Article mis à jour le 11 juillet 2023 à 09:57
Il a passé des semaines à assembler l’énigmatique ossature de bois qui abrite le Mer Cat. Aujourd’hui, Grégory Cortes lève le rideau sur sa création, signée Gzilépoc.
De loin, vous ne le verrez peut-être pas. Mais regardez de plus près. Là, juste un peu plus haut, à gauche : c’est marrant, mais cette porte de buffet ravinée par le temps, elle ressemble quand même beaucoup à celle d’un vieux souvenir… Se promener dans l’œuvre de Grégory Cortes, c’est voyager dans un univers inconnu, et pourtant tellement familier. Sa matière première ? Les planches érodées, les volets tordus, les lambris fatigués de leurs jours passés*. Peintre du bout de bois, il façonne ces morceaux désaccordés en une harmonie aérienne. Et ne lui parlez pas de bois neuf : « Franchement, je serais désemparé, je ne saurais pas quoi en faire. Je me fiche que le bois soit noble, je veux qu’il ait une histoire, qu’il ait été utilisé ».
Faire émerger un autre monde
Son truc à lui, c’est de faire émerger des mondes à partir de nos rebuts, à grands coups de poésie. Chacune de ses créations est une danse entre l’imagination et la réalité brute. « Je veux montrer par le biais de l’émotion que l’écologie, ce n’est pas la tristesse, c’est pas le moins, ce n’est pas la réduction du bonheur, mais plutôt l’amplification d’un imaginaire, de notre capacité à nous réapproprier le monde et à en créer un nouveau ».
Un plaidoyer en réponse à la marche anxieuse du monde actuel, qui lui vient d’une vieille photo de la Sagrada Familia datant de 1925. « On y voit, de loin, le bâtiment s’ériger depuis un terre-plein, comme quelque chose qui soudainement émerge, arrive. Elle m’a profondément touchée parce qu’elle montre quelque chose qui vient, elle montre à celui qui la regarde que son présent est en train de se construire, qu’il y participe. Et je me suis demandé comment reproduire ça ici, quelque chose qui émerge dans une époque où tout semble fermé, où toutes les portes semblent closes ».
Poser des gourmandises
D’Antoni Gaudí, il s’est aussi inspiré pour dépasser les clivages entre sculpture et architecture, entre matériau noble et matière modeste. « Au Parc Güell, ce qui me fascine, c’est sa capacité à avoir pris des rochers, c’est-à-dire des objets dont la forme est totalement inadaptée à produire de l’architecture, et soudainement, à en faire des colonnes. Il a fait pousser sa capacité à embrasser le monde avec sa technique et son regard au point que même des cailloux sans vertu, il en a fait des colonnes à l’élégance incroyable ». Mais là s’arrête la filiation. Grégory Cortès n’a pas la prétention de concevoir des œuvres pour la postérité. Même si l’archi-sculpture monumentale imaginée à Saint-Cyprien lui a donné l’audace de penser encore plus grand, à l’avenir.

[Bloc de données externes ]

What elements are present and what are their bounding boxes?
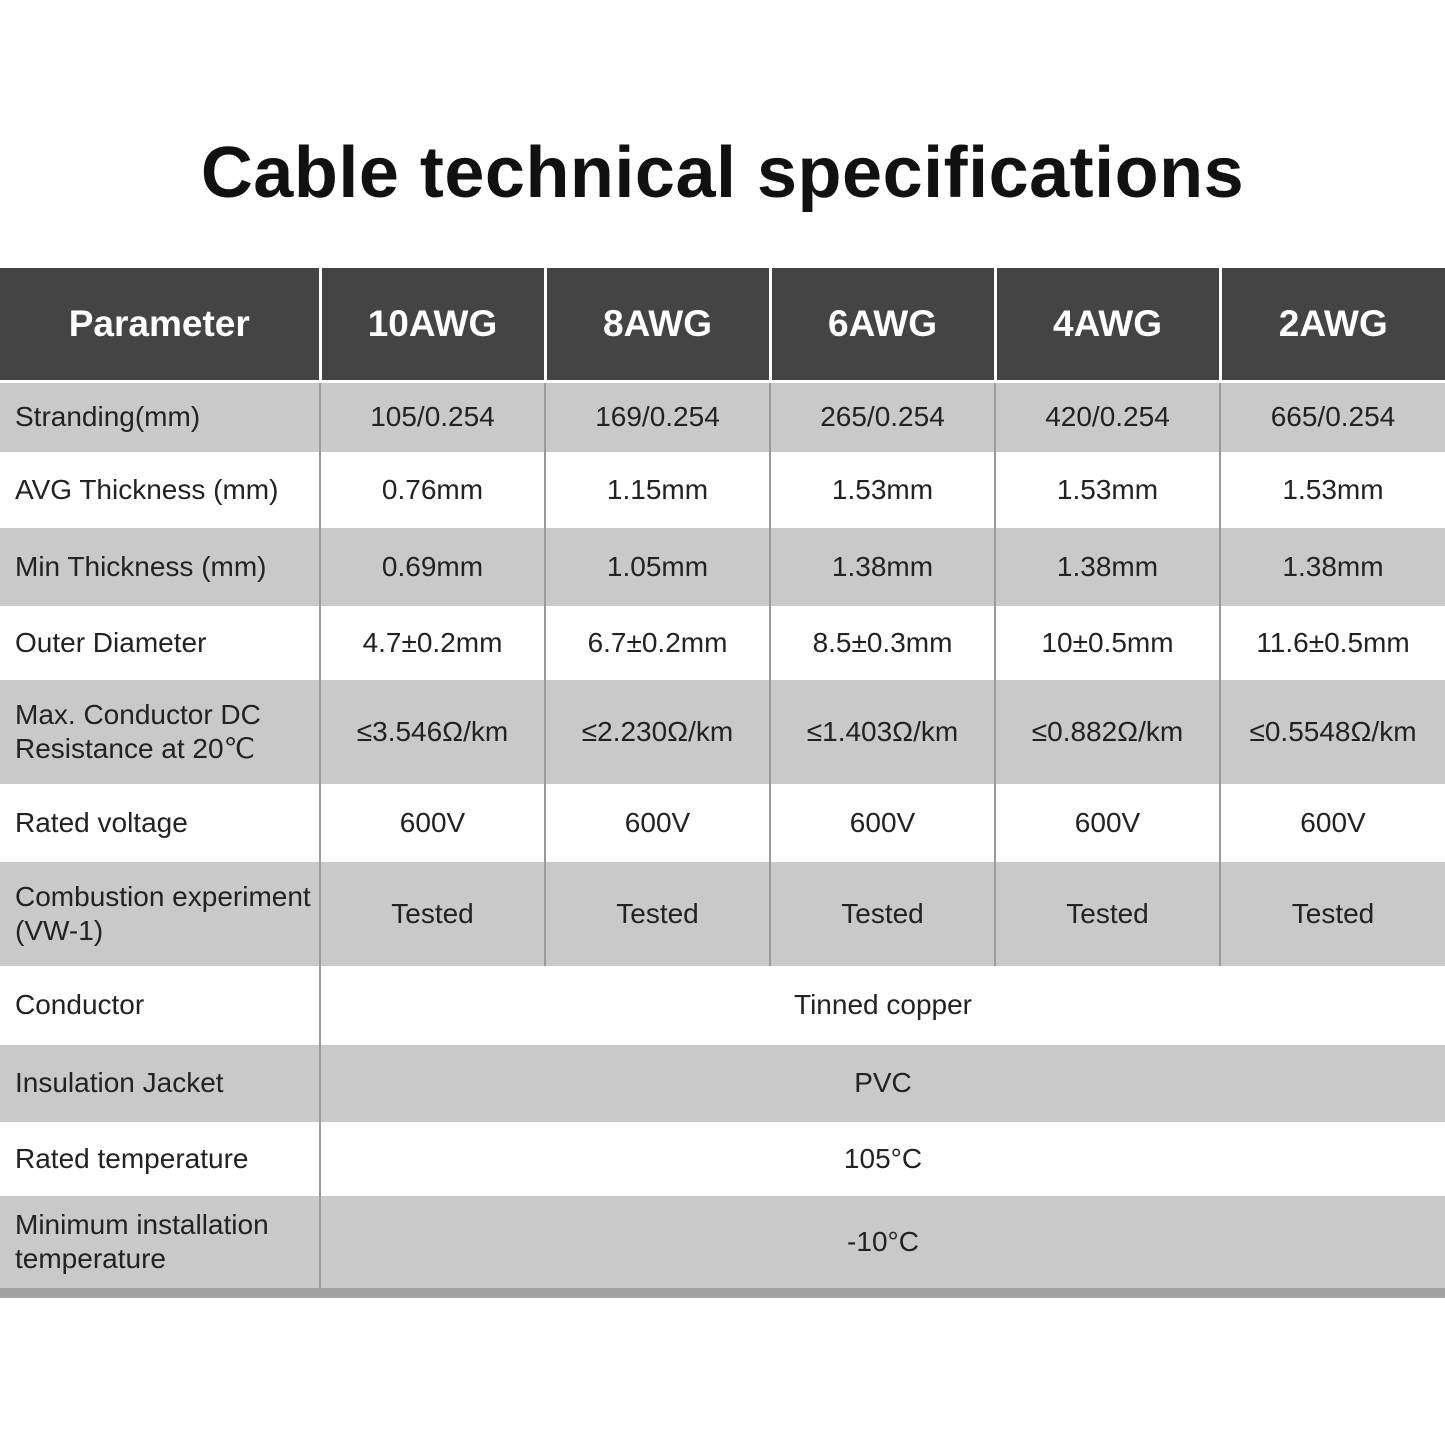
table-row-merged: Conductor Tinned copper <box>0 965 1445 1045</box>
value-cell: 1.53mm <box>994 451 1220 528</box>
header-cell: 4AWG <box>993 268 1220 382</box>
table-row-merged: Minimum installation temperature -10°C <box>0 1195 1445 1288</box>
parameter-cell: Combustion experiment (VW-1) <box>0 861 320 966</box>
table-row: Min Thickness (mm) 0.69mm 1.05mm 1.38mm 1.38… <box>0 527 1445 606</box>
parameter-cell: Minimum installation temperature <box>0 1195 320 1288</box>
value-cell: ≤0.882Ω/km <box>994 679 1220 784</box>
table-row: Max. Conductor DC Resistance at 20℃ ≤3.54… <box>0 679 1445 784</box>
value-cell: ≤2.230Ω/km <box>544 679 770 784</box>
parameter-cell: Outer Diameter <box>0 605 320 680</box>
spec-table: Parameter 10AWG 8AWG 6AWG 4AWG 2AWG Stra… <box>0 268 1445 1288</box>
value-cell: 420/0.254 <box>994 381 1220 452</box>
table-row: AVG Thickness (mm) 0.76mm 1.15mm 1.53mm 1.53… <box>0 451 1445 528</box>
value-cell: 1.38mm <box>994 527 1220 606</box>
parameter-cell: Conductor <box>0 965 320 1045</box>
value-cell: 265/0.254 <box>769 381 995 452</box>
value-cell: Tested <box>994 861 1220 966</box>
value-cell: 600V <box>544 783 770 862</box>
value-cell: 1.53mm <box>1219 451 1445 528</box>
value-cell: 8.5±0.3mm <box>769 605 995 680</box>
value-cell: 1.38mm <box>769 527 995 606</box>
parameter-cell: Stranding(mm) <box>0 381 320 452</box>
value-cell: 105/0.254 <box>319 381 545 452</box>
header-cell: 8AWG <box>543 268 770 382</box>
header-cell: 10AWG <box>318 268 545 382</box>
table-row-merged: Insulation Jacket PVC <box>0 1044 1445 1122</box>
value-cell: Tested <box>1219 861 1445 966</box>
table-row-merged: Rated temperature 105°C <box>0 1121 1445 1196</box>
value-cell: 1.53mm <box>769 451 995 528</box>
value-cell: ≤1.403Ω/km <box>769 679 995 784</box>
table-bottom-bar <box>0 1288 1445 1298</box>
table-row: Stranding(mm) 105/0.254 169/0.254 265/0.254… <box>0 381 1445 452</box>
page-title: Cable technical specifications <box>200 133 1245 213</box>
value-cell: 600V <box>319 783 545 862</box>
header-cell: Parameter <box>0 268 320 382</box>
value-cell: ≤0.5548Ω/km <box>1219 679 1445 784</box>
value-cell: 600V <box>1219 783 1445 862</box>
value-cell: 169/0.254 <box>544 381 770 452</box>
table-row: Rated voltage 600V 600V 600V 600V 600V <box>0 783 1445 862</box>
parameter-cell: Max. Conductor DC Resistance at 20℃ <box>0 679 320 784</box>
value-cell: 4.7±0.2mm <box>319 605 545 680</box>
parameter-cell: Rated temperature <box>0 1121 320 1196</box>
value-cell: -10°C <box>319 1195 1445 1288</box>
value-cell: Tinned copper <box>319 965 1445 1045</box>
value-cell: Tested <box>769 861 995 966</box>
value-cell: 1.38mm <box>1219 527 1445 606</box>
header-cell: 6AWG <box>768 268 995 382</box>
value-cell: ≤3.546Ω/km <box>319 679 545 784</box>
value-cell: 0.69mm <box>319 527 545 606</box>
value-cell: 1.15mm <box>544 451 770 528</box>
parameter-cell: Insulation Jacket <box>0 1044 320 1122</box>
value-cell: 105°C <box>319 1121 1445 1196</box>
parameter-cell: Rated voltage <box>0 783 320 862</box>
value-cell: 6.7±0.2mm <box>544 605 770 680</box>
value-cell: 11.6±0.5mm <box>1219 605 1445 680</box>
table-header-row: Parameter 10AWG 8AWG 6AWG 4AWG 2AWG <box>0 268 1445 382</box>
value-cell: PVC <box>319 1044 1445 1122</box>
parameter-cell: AVG Thickness (mm) <box>0 451 320 528</box>
value-cell: 665/0.254 <box>1219 381 1445 452</box>
value-cell: 1.05mm <box>544 527 770 606</box>
value-cell: 600V <box>769 783 995 862</box>
value-cell: 0.76mm <box>319 451 545 528</box>
header-cell: 2AWG <box>1218 268 1445 382</box>
value-cell: 600V <box>994 783 1220 862</box>
value-cell: 10±0.5mm <box>994 605 1220 680</box>
table-row: Outer Diameter 4.7±0.2mm 6.7±0.2mm 8.5±0.3m… <box>0 605 1445 680</box>
value-cell: Tested <box>544 861 770 966</box>
parameter-cell: Min Thickness (mm) <box>0 527 320 606</box>
value-cell: Tested <box>319 861 545 966</box>
table-row: Combustion experiment (VW-1) Tested Tested… <box>0 861 1445 966</box>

« Moi, je pose des gourmandises, répète-t-il à l’envi, dans ce halo de sciure qui l’accompagne partout. Si d’aventure, par cette gourmandise formelle et chromatique, je parviens à décrocher un sourire aux gens, c’est gagné. S’il y a de la joie, de l’émotion, c’est gagné. Si je parviens à montrer que la beauté peut être drôle et avenante, c’est gagné. C’est pour ça que j’ai pensé ce lieu comme un décor de théâtre : par cette porte que l’on franchit, on entre dans une narration, dans laquelle tout est inventé. Parce que la culture est une fiction, ce n’est pas la nature, c’est artificiel, et c’est ce que j’essaye de montrer : tout naît de l’imaginaire et du travail ». Pour une fois qu’on nous encourage à être gourmands…
*Tout le matériau utilisé a été collecté par l’entreprise Sabaté et Boutan Valorisation.